ほんの1時間でもいいから一人で休みたいと夫に助けを求めるも、「こんなかわいい赤ちゃんと24時間いられるなんてうらやましい」と笑顔でかわされる。
夫は「家にいても手伝えることはないから」こ、土日は夕方まで外出する。許せなかったが、専業主婦である罪悪感から文句を言うことができない。
周囲の友人や先輩ママからは口々に、「罪悪感なんか持つことない。堂々と協力を求めるべきだよ」と背中を押してくれたものの、私一人が我慢すればと、不満をすべて自分の中に押し込めることしかできなかった。
しかしながら、我慢にも限界がある。出産して3ヶ月が経つころ、私の怒りの対象は、しだいに夫から息子へと移ってしまった。
お昼寝から目覚めた息子がヒイヒイ泣けば、私は舌打ちをしてベビーベッドへ行き、オムツを替え、授乳する。
ようやく寝た息子をベッドに置けば、息子はパチっと目を開け、「置くな!」と言わんばかりに泣きながら手を伸ばす。私はしかめっつらで息子をあやした。
息子は2歳になった。よちよち歩きを始めたこともあり、これまで以上に目が離せなくなった。当時はとても口に出して言えなかったが、私は育児にうんざりしていた。
できればやめたい。なぜ自分を犠牲にして、毎日子どものために同じことをくり返しているのだろう。
私だって行きたい場所があるのに、行けるのは息子が行きたがるテーマパークばかり。見たいテレビがあるのに、息子と幼児番組を見なきゃいけない。
何にもできない、どこへも行けない。育児を始めたことを、ただ後悔する日々だった。
その日も、私は息子と手をつないで夕方の散歩に出かけた。外に用事がなくても、せまいアパートで2歳の息子と二人きりでいるのがつらかったのだ。義務的に息子と二人で家の近くを歩くも、心はいつも通り沈んでいた。
(以下略)
これは今40歳前半になる女性の手記(『PHP 』No.895号より)です。
育児不安や子育ての孤立経験を綴っておられます。
多かれ少なかれ、今の子育ての困難を理解することができます。
このあと、この母親は白髪の婦人と運命的な出会いをします。
別れ際に婦人は、「お母さん、今はいろいろ大変だと思うけど、こういう時期は本当にすぐに終わっちゃうから、こんなにいい子だからね。どうか大事にしめあげて、ね」と懇願するようなまなざしを向けてくれました。

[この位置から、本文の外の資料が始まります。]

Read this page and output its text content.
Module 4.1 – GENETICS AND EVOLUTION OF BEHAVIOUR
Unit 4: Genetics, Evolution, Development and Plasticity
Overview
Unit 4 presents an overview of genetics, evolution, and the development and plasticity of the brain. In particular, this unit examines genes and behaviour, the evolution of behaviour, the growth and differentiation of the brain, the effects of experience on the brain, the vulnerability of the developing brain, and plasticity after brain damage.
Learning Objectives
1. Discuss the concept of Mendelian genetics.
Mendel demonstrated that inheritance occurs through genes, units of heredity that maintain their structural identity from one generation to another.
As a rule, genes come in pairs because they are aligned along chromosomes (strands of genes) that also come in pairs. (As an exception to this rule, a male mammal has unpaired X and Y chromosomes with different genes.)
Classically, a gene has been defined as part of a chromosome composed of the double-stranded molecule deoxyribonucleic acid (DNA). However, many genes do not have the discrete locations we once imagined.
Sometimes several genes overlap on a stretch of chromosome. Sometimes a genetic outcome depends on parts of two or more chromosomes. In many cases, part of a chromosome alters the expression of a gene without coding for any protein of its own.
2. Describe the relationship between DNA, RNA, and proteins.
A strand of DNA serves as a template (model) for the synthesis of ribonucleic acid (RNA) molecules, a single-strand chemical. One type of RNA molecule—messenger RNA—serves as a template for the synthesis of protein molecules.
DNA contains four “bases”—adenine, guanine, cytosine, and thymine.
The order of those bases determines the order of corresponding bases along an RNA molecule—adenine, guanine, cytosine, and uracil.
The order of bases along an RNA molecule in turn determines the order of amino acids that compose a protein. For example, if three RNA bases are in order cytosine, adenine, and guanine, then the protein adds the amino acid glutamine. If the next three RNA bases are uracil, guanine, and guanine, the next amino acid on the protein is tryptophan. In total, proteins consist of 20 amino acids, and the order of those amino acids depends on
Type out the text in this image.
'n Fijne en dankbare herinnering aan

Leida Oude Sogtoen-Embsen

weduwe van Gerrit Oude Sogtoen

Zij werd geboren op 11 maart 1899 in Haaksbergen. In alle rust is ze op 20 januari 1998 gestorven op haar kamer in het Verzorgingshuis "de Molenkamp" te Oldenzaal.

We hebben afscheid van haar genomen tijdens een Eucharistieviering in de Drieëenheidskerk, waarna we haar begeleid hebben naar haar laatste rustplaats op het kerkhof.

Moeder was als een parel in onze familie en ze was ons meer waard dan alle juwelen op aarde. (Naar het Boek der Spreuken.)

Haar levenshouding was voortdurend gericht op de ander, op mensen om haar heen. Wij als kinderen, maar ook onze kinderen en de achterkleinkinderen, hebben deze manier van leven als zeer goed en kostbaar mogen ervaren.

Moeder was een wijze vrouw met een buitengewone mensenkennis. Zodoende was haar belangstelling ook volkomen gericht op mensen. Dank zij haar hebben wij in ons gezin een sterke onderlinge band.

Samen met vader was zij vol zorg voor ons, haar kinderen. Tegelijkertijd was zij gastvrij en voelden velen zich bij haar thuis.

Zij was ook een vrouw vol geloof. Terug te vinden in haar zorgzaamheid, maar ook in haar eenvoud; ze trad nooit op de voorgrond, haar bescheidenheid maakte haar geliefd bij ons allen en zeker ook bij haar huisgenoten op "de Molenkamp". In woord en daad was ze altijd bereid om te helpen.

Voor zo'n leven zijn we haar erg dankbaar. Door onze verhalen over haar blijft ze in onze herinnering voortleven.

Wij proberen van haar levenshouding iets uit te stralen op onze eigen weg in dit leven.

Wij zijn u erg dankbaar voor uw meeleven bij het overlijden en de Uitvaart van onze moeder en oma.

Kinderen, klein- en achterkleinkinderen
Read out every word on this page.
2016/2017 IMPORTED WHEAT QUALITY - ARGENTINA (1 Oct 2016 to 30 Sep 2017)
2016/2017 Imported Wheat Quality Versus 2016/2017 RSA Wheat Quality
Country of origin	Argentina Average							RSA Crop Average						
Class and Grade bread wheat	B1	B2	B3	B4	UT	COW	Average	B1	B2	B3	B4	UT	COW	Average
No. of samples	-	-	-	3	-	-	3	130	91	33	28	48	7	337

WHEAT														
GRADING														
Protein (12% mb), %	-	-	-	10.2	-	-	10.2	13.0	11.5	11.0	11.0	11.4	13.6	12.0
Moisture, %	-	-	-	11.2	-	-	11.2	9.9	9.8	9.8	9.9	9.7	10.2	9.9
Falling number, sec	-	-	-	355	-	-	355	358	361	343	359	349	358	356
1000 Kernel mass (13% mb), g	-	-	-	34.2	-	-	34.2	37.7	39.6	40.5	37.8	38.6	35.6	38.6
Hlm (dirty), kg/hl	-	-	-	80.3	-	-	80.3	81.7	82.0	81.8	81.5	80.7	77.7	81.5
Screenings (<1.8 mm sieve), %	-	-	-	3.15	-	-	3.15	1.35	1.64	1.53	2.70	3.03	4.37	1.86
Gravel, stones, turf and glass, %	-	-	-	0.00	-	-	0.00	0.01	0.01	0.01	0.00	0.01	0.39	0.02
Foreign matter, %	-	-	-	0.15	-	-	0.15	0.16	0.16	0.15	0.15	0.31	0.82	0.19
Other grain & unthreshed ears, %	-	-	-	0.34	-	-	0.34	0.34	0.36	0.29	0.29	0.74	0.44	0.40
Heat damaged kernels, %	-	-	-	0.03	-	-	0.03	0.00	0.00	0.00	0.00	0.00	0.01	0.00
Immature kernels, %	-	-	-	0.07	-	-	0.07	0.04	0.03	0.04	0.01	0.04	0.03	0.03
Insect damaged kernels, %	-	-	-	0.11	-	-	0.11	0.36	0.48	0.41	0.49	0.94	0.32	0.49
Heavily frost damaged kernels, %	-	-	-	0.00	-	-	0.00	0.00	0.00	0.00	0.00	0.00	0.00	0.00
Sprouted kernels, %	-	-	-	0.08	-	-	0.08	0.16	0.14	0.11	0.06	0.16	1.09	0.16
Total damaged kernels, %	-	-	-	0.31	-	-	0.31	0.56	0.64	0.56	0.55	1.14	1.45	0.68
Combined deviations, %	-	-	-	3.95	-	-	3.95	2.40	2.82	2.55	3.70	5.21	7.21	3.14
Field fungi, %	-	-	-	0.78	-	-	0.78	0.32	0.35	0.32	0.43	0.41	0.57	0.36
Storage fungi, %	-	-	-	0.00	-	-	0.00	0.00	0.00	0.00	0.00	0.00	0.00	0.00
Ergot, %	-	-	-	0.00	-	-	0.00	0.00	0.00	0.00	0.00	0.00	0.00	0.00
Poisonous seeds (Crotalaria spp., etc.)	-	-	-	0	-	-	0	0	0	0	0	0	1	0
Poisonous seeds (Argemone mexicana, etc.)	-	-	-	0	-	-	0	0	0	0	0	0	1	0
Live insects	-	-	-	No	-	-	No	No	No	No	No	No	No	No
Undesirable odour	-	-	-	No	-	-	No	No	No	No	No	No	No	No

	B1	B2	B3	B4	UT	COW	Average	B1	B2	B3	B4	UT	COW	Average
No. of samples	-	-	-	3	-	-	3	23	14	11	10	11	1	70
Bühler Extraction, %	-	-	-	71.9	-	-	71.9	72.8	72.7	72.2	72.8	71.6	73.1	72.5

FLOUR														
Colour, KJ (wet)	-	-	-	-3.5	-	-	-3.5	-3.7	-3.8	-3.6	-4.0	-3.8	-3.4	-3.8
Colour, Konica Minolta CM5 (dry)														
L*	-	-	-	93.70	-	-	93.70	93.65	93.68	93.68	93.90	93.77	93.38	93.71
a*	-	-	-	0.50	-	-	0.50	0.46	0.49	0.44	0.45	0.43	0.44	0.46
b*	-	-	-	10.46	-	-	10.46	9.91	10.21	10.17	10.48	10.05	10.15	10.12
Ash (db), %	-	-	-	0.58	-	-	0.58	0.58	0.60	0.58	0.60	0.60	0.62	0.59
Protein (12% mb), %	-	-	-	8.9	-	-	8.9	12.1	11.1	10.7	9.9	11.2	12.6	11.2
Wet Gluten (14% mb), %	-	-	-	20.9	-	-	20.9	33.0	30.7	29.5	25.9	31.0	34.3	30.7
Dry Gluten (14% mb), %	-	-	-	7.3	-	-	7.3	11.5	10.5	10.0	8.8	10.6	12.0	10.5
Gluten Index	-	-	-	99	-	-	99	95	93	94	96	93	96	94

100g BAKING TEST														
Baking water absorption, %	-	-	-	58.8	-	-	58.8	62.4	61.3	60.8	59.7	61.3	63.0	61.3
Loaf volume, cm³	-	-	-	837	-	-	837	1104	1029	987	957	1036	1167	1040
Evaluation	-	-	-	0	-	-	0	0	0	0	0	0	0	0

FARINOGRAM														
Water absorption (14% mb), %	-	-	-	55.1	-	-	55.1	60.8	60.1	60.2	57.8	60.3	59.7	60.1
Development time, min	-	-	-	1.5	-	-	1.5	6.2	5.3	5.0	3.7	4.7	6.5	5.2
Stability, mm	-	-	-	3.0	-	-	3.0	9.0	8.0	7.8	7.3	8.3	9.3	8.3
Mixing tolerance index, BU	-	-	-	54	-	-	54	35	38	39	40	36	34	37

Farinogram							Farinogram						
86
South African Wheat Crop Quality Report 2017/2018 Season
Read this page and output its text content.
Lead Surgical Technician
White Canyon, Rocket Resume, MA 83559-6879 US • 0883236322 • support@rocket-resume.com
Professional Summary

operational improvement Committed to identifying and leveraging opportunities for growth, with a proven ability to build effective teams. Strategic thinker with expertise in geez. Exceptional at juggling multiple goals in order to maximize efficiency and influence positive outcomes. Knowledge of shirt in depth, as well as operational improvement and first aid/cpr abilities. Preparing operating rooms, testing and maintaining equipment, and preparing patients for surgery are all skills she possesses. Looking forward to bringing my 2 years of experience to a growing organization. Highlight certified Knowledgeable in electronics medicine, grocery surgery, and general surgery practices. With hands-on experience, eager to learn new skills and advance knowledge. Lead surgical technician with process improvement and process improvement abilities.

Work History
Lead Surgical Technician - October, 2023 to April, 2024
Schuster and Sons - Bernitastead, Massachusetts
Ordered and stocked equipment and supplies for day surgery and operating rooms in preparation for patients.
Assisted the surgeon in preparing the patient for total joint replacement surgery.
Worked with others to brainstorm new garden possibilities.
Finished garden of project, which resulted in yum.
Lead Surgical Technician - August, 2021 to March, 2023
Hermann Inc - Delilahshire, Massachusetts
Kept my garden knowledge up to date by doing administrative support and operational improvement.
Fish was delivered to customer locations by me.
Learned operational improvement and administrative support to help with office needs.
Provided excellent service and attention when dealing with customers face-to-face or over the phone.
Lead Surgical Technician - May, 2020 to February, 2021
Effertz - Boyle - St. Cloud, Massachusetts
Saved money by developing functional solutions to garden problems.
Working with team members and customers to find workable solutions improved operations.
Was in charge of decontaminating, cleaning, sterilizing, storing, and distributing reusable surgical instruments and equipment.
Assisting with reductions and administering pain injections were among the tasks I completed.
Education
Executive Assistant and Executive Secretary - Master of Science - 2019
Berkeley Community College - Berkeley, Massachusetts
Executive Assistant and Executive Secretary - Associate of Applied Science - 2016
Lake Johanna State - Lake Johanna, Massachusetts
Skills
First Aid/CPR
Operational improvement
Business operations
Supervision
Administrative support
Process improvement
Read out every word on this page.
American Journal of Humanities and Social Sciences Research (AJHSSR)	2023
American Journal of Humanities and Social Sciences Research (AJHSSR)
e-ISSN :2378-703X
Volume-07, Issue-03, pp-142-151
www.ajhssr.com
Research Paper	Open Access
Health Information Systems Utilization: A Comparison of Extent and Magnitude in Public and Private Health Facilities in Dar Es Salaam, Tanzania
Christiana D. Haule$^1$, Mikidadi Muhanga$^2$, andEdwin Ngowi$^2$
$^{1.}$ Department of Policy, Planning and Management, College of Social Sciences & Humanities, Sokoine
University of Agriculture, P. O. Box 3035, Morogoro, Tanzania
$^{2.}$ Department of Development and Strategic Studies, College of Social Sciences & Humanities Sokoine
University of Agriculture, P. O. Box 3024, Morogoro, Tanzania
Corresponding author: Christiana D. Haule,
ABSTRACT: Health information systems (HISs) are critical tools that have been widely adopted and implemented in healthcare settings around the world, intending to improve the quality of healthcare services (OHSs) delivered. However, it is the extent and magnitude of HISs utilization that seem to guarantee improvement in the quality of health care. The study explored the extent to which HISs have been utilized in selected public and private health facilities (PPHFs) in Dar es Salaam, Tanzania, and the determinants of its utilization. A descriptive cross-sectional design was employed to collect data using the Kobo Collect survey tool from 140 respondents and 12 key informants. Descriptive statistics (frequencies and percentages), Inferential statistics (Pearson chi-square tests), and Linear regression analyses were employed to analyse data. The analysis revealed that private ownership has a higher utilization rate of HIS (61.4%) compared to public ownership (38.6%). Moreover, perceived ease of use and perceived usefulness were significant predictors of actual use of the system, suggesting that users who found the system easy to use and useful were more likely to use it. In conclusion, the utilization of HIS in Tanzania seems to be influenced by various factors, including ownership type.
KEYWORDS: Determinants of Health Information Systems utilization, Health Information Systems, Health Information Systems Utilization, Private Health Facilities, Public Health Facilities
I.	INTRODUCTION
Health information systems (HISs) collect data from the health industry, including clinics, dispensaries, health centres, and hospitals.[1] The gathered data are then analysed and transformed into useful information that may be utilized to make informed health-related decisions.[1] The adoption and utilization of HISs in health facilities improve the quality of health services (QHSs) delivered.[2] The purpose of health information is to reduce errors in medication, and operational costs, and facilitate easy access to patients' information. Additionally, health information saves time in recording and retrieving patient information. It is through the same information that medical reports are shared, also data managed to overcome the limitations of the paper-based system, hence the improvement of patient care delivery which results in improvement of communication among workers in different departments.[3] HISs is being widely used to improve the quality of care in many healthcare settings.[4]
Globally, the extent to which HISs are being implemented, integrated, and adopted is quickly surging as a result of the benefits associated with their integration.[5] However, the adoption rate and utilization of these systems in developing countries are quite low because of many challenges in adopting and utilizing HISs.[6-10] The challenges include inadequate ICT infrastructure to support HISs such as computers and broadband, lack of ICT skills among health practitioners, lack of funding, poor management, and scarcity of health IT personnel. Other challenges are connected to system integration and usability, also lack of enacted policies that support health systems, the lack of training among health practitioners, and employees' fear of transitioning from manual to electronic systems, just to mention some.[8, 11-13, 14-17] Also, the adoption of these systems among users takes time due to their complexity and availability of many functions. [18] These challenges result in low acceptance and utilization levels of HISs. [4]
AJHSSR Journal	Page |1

このとき、なぜかこの母親は素直になり、「はい」とうなずいたのでした。
それが大きなきっかけとなり、母親は前を向き歩き出すことになったのでした。
いまお子さんは中学生になられているそうです。
子育てについて、誰か一人でも育児の不安や孤立無縁と感じている母に声をかけ、思いを聴くことで支えてくれる人が必要なのです。
そのような時代を、私たちは生きているのです。